The general was married to Louise, the daughter of a wealthy Swiss of German origin who worked in Serbia at that time and had six children with her – sons Radovan, Aleksandar, Voislav and daughter Eleonora, Olga and Andjelija. The Serbian duke did not spare the sons. Radovan and Aleksandar were in combat units from 1912 to 1918.
Alexander participated in numerous battles, the Balkan Wars, and the First World War. From 1928 to 1930 he was the manager of Vranjska Spa. During the Second World War, he was the commander of the Ribnica Chetnik Detachment, an intelligence officer and one of the leaders alongside Colonel Dragoljub Mihailovic during the uprising in 1941. The Germans captured him on December 6, 1941. He was caught with his colleague, Slovenian Major Ivan Fregl.
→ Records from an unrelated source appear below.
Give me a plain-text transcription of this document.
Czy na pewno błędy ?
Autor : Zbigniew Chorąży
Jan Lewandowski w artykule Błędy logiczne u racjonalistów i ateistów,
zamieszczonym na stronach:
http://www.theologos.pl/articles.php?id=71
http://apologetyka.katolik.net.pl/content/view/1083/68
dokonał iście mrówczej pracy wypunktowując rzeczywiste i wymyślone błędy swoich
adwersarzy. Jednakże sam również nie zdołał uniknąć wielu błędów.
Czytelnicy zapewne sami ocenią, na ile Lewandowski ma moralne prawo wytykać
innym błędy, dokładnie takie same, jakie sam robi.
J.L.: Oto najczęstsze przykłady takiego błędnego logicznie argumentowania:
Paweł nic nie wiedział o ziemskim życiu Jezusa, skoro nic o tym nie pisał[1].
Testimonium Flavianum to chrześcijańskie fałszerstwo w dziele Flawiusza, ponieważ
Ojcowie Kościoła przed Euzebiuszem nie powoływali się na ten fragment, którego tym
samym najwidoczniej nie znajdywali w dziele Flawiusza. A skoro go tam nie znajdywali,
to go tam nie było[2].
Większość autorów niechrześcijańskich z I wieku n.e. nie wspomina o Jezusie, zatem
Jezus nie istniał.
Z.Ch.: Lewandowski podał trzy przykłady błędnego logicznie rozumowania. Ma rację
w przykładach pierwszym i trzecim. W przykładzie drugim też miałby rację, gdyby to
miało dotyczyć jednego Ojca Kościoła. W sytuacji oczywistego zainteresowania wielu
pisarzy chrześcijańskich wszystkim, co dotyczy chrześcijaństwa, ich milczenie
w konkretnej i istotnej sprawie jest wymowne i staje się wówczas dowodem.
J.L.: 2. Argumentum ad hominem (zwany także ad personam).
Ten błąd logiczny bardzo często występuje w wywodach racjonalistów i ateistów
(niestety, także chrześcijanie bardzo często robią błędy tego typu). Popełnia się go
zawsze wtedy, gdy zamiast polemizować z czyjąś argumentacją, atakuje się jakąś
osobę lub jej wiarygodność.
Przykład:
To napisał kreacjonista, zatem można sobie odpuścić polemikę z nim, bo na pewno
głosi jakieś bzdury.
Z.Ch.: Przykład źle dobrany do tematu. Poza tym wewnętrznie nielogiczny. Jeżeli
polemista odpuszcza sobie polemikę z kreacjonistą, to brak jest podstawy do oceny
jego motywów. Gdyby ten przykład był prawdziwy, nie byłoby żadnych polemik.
When the Germans heard that Alexander had German blood because his mother of German origin offered him to spare his life. “Half your blood is German,” the German officer told him. – This half has expired in the battle Kolubara – Alexander Mishic answered, condemning himself to death. Mishic and Fregl, as officers, were entitled to the last wish. Alexander asked to unload shoelace on boots, and Ivan to personally command a detachment from shooting. A moment before Fregl commanded: “Fire!”, Alexander Mishic took off his boot and threw it to the firing squad. Thus, at least symbolically, he died fighting and never surrendering.